Een veelvoorkomend misverstand betreft kleine, rondzwevende deeltjes in de wijn. Echte troebelheid wijst uiteraard op een of andere kwaal. Maar als je "glasscherfjes" aantreft in witte wijn of donker bezinksel in rode wijn, dan gaat het gewoonlijk om kristallen van wijnsteenzuur, onschadelijk en zonder invloed voor de smaak. Wijnproducenten weten dat mensen daar soms aanstoot aan nemen en de flessen zelfs terugbrengen. Daarom filteren ze hun wijnen, waarbij ze helaas ook geur- en smaakelementen "wegfilteren". Wijnliefhebbers verkiezen daarom wijnen met bezinksel; "ongefilterd" is op etiketten trouwens een verkoopsargument geworden. Natuurlijk zorg je er best voor dat het bezinksel bij het schenken achterblijft in de fles.

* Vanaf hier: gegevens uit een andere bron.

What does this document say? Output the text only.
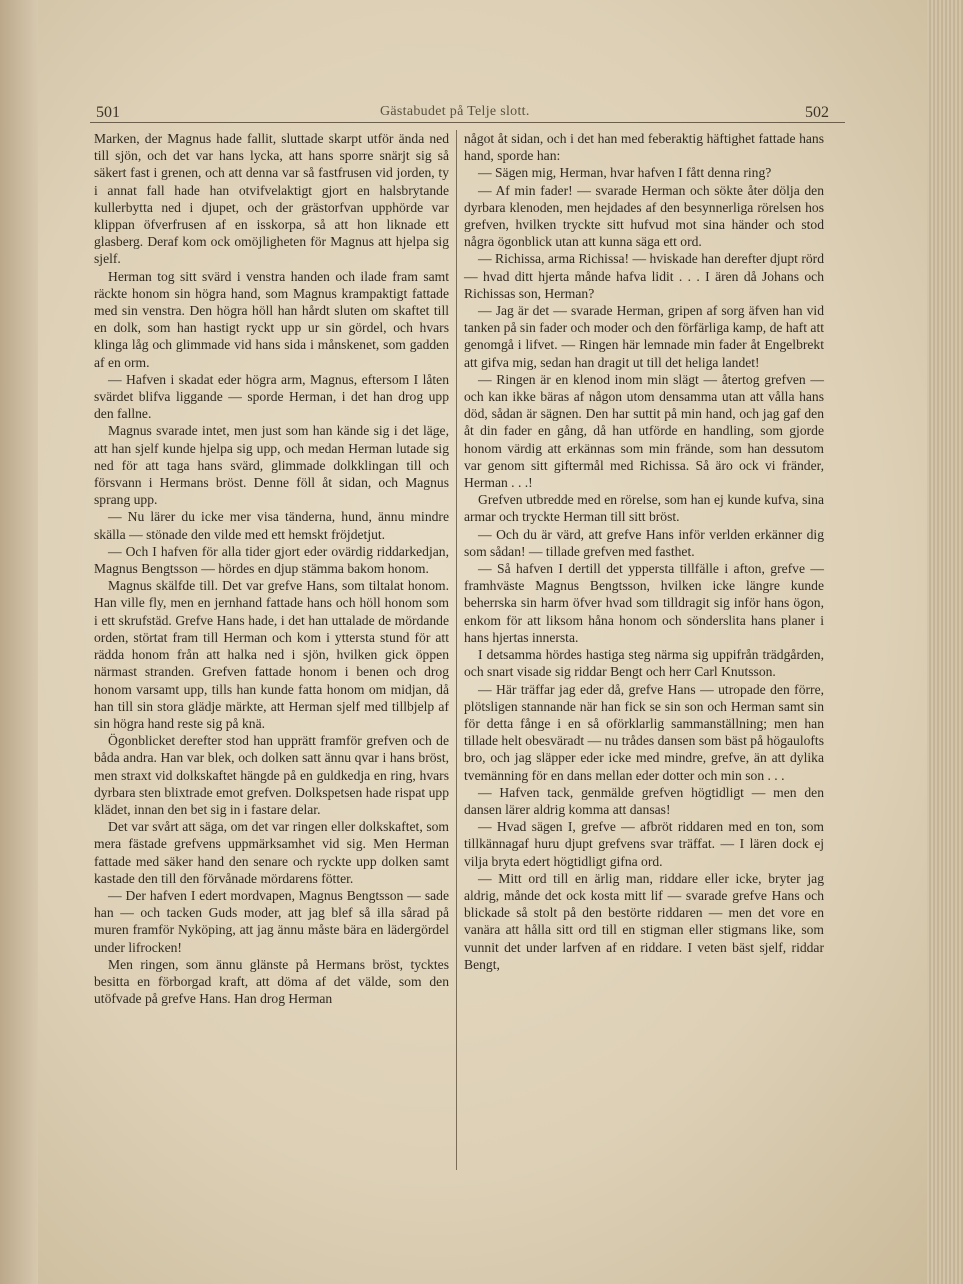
501	Gästabudet på Telje slott.	502

Marken, der Magnus hade fallit, sluttade skarpt utför ända ned till sjön, och det var hans lycka, att hans sporre snärjt sig så säkert fast i grenen, och att denna var så fastfrusen vid jorden, ty i annat fall hade han otvifvelaktigt gjort en halsbrytande kullerbytta ned i djupet, och der grästorfvan upphörde var klippan öfverfrusen af en isskorpa, så att hon liknade ett glasberg. Deraf kom ock omöjligheten för Magnus att hjelpa sig sjelf.

Herman tog sitt svärd i venstra handen och ilade fram samt räckte honom sin högra hand, som Magnus krampaktigt fattade med sin venstra. Den högra höll han hårdt sluten om skaftet till en dolk, som han hastigt ryckt upp ur sin gördel, och hvars klinga låg och glimmade vid hans sida i månskenet, som gadden af en orm.

— Hafven i skadat eder högra arm, Magnus, eftersom I låten svärdet blifva liggande — sporde Herman, i det han drog upp den fallne.

Magnus svarade intet, men just som han kände sig i det läge, att han sjelf kunde hjelpa sig upp, och medan Herman lutade sig ned för att taga hans svärd, glimmade dolkklingan till och försvann i Hermans bröst. Denne föll åt sidan, och Magnus sprang upp.

— Nu lärer du icke mer visa tänderna, hund, ännu mindre skälla — stönade den vilde med ett hemskt fröjdetjut.

— Och I hafven för alla tider gjort eder ovärdig riddarkedjan, Magnus Bengtsson — hördes en djup stämma bakom honom.

Magnus skälfde till. Det var grefve Hans, som tiltalat honom. Han ville fly, men en jernhand fattade hans och höll honom som i ett skrufstäd. Grefve Hans hade, i det han uttalade de mördande orden, störtat fram till Herman och kom i yttersta stund för att rädda honom från att halka ned i sjön, hvilken gick öppen närmast stranden. Grefven fattade honom i benen och drog honom varsamt upp, tills han kunde fatta honom om midjan, då han till sin stora glädje märkte, att Herman sjelf med tillbjelp af sin högra hand reste sig på knä.

Ögonblicket derefter stod han upprätt framför grefven och de båda andra. Han var blek, och dolken satt ännu qvar i hans bröst, men straxt vid dolkskaftet hängde på en guldkedja en ring, hvars dyrbara sten blixtrade emot grefven. Dolkspetsen hade rispat upp klädet, innan den bet sig in i fastare delar.

Det var svårt att säga, om det var ringen eller dolkskaftet, som mera fästade grefvens uppmärksamhet vid sig. Men Herman fattade med säker hand den senare och ryckte upp dolken samt kastade den till den förvånade mördarens fötter.

— Der hafven I edert mordvapen, Magnus Bengtsson — sade han — och tacken Guds moder, att jag blef så illa sårad på muren framför Nyköping, att jag ännu måste bära en lädergördel under lifrocken!

Men ringen, som ännu glänste på Hermans bröst, tycktes besitta en förborgad kraft, att döma af det välde, som den utöfvade på grefve Hans. Han drog Herman

något åt sidan, och i det han med feberaktig häftighet fattade hans hand, sporde han:

— Sägen mig, Herman, hvar hafven I fått denna ring?

— Af min fader! — svarade Herman och sökte åter dölja den dyrbara klenoden, men hejdades af den besynnerliga rörelsen hos grefven, hvilken tryckte sitt hufvud mot sina händer och stod några ögonblick utan att kunna säga ett ord.

— Richissa, arma Richissa! — hviskade han derefter djupt rörd — hvad ditt hjerta månde hafva lidit . . . I ären då Johans och Richissas son, Herman?

— Jag är det — svarade Herman, gripen af sorg äfven han vid tanken på sin fader och moder och den förfärliga kamp, de haft att genomgå i lifvet. — Ringen här lemnade min fader åt Engelbrekt att gifva mig, sedan han dragit ut till det heliga landet!

— Ringen är en klenod inom min slägt — återtog grefven — och kan ikke bäras af någon utom densamma utan att vålla hans död, sådan är sägnen. Den har suttit på min hand, och jag gaf den åt din fader en gång, då han utförde en handling, som gjorde honom värdig att erkännas som min frände, som han dessutom var genom sitt giftermål med Richissa. Så äro ock vi fränder, Herman . . .!

Grefven utbredde med en rörelse, som han ej kunde kufva, sina armar och tryckte Herman till sitt bröst.

— Och du är värd, att grefve Hans inför verlden erkänner dig som sådan! — tillade grefven med fasthet.

— Så hafven I dertill det yppersta tillfälle i afton, grefve — framhväste Magnus Bengtsson, hvilken icke längre kunde beherrska sin harm öfver hvad som tilldragit sig inför hans ögon, enkom för att liksom håna honom och sönderslita hans planer i hans hjertas innersta.

I detsamma hördes hastiga steg närma sig uppifrån trädgården, och snart visade sig riddar Bengt och herr Carl Knutsson.

— Här träffar jag eder då, grefve Hans — utropade den förre, plötsligen stannande när han fick se sin son och Herman samt sin för detta fånge i en så oförklarlig sammanställning; men han tillade helt obesväradt — nu trådes dansen som bäst på högaulofts bro, och jag släpper eder icke med mindre, grefve, än att dylika tvemänning för en dans mellan eder dotter och min son . . .

— Hafven tack, genmälde grefven högtidligt — men den dansen lärer aldrig komma att dansas!

— Hvad sägen I, grefve — afbröt riddaren med en ton, som tillkännagaf huru djupt grefvens svar träffat. — I lären dock ej vilja bryta edert högtidligt gifna ord.

— Mitt ord till en ärlig man, riddare eller icke, bryter jag aldrig, månde det ock kosta mitt lif — svarade grefve Hans och blickade så stolt på den bestörte riddaren — men det vore en vanära att hålla sitt ord till en stigman eller stigmans like, som vunnit det under larfven af en riddare. I veten bäst sjelf, riddar Bengt,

En dan is er de "regel van de kleuren". Het komt erop neer dat de kleur van de wijn doorgaans overeenkomt met de kleur van het fruit dat je in de wijn zal ruiken en smaken: bij witte en gele wijnen kan je je aan impressies van wit en geel fruit verwachten, bij rode en donkerrode wijnen zal je respectievelijk rood en zwart fruit aantreffen, bij oranjekleurige zoete wijnen kan je alvast naar oranje fruit zoeken, enzovoort. Vindt u dat evident? Het is bekend dat mensen witte en rode wijn – op dezelfde temperatuur geschonken en blind geproefd – niet van elkaar kunnen onderscheiden. Blijkbaar verwarren ze dus ook fruitimpressies met elkaar. Het bewijst dat het oog belangrijk is om ons geur- en smaakgeheugen wat richting te geven.
Ik vraag mij overigens nog altijd af waarom ik zelf tot de ontdekking ben moeten komen dat dit eenvoudige verband tussen wijnkleur en fruitkleur bestaat. Waarom heeft geen enkele wijnspecialist mij dit gezegd toen ik als beginner op zoek was naar hulp? Zouden sommigen het dan toch opzettelijk wat ingewikkelder maken omdat dit hun status verhoogt?